You might be interested in our previous workshops at
CVPR'24,
CVPR'23,
CVPR'22,
CVPR'21, etc.
Topics
Topics of interest include, but are not limited to:
- data: long-tailed distribution, open-set, unknowns, streaming data, biased data, unlabeled data, anomaly, multi-modality, etc.
- concepts: open-vocabulary, ontology/taxonomy of object classes, evolving class ontology, etc.
- learning: X-shot learning, Y-supervised learning, lifelong/continual learning, domain adaptation/generalization, open-world learning, multimodal pretraining, prompt learning, foundation model tuning, etc.
- social impact: safety, fairness, real-world applications, inter-disciplinary research, etc.
- misc: datasets, benchmarks, interpretability, robustness, generalization, etc.
Examples
Let's consider the following motivational examples.
- Open-world data follows long-tail distributions, where real-world tasks often emphasize the rare observations. This mismatch between data distribution and task demands necessitates careful development of perception models. Visual perception algorithms can struggle to recognize rare examples, leading to serious consequences. For example, a visual recognition model can misclassify underrepresented minorities and make unethical predictions (ref. case1, case2). Even foundation models also suffer from long-tailed distributions of pretraining data (ref. link).
- The open-world presents unknown examples, Largely due to the long-tail nature of data distribution, largely due to the long-tail nature of the data distribution.
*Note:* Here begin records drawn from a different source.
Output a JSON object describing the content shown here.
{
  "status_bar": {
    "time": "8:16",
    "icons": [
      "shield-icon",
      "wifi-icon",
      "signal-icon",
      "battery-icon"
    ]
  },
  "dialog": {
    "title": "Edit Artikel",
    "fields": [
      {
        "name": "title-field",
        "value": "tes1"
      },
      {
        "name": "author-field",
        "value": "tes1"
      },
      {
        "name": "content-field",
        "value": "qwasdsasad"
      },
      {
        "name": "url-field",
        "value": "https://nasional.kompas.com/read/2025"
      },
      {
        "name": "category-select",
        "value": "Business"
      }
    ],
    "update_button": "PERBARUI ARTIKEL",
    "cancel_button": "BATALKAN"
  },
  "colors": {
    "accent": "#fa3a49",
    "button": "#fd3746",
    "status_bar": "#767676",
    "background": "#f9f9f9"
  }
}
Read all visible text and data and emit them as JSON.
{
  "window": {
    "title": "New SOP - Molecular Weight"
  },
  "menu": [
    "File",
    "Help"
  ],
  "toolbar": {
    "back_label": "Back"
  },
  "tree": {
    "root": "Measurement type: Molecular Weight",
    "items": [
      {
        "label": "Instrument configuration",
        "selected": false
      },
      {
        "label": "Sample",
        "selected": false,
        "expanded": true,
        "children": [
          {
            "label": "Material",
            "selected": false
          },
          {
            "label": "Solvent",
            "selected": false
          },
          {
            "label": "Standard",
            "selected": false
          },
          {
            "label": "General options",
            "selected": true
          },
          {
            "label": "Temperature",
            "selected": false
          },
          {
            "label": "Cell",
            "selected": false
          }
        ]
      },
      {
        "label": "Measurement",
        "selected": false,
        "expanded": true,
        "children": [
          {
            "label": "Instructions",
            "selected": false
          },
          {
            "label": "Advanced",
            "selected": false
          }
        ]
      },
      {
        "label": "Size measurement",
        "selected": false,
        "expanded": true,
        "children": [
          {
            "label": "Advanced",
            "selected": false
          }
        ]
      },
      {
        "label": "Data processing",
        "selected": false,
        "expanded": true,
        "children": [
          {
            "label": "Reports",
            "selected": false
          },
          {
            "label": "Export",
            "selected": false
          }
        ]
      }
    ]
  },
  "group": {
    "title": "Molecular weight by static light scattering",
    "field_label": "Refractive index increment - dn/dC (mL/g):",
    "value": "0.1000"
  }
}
Visual perception models operating in the open world are invariably confronted with unfamiliar instances. Failure to detect these unknowns can lead to serious consequences. For example, a Tesla Model 3 failed to recognize an overturned truck as an unknown object, resulting in a crash (ref. case).
- The open world requires aligning ontologies. To define a domain of interest, such as autonomous driving or the fashion industry, we typically establish an ontology (e.g., class labels or fashion styles). However, in the real open world, these ontologies constantly evolve (ref. link), leading to a mismatch between the concepts defined for a task and those understood by pretrained (foundation) models (ref. link). For example, in the fashion industry, the fashion vocabulary must expand continuously as trends and styles change with each season. This raises a key question: how can we effectively train a model to align the constantly shifting ontolgoies or those understood by an "outdated" foundation model? The world of interest is changing over time, e.g., driving scenes (in different cities and under different weather), the search engine ("apple" means different things today and 20 years ago). This says that the data distribution and semantics are continually changing and evolving. How to address distribution shifts and concept drifts?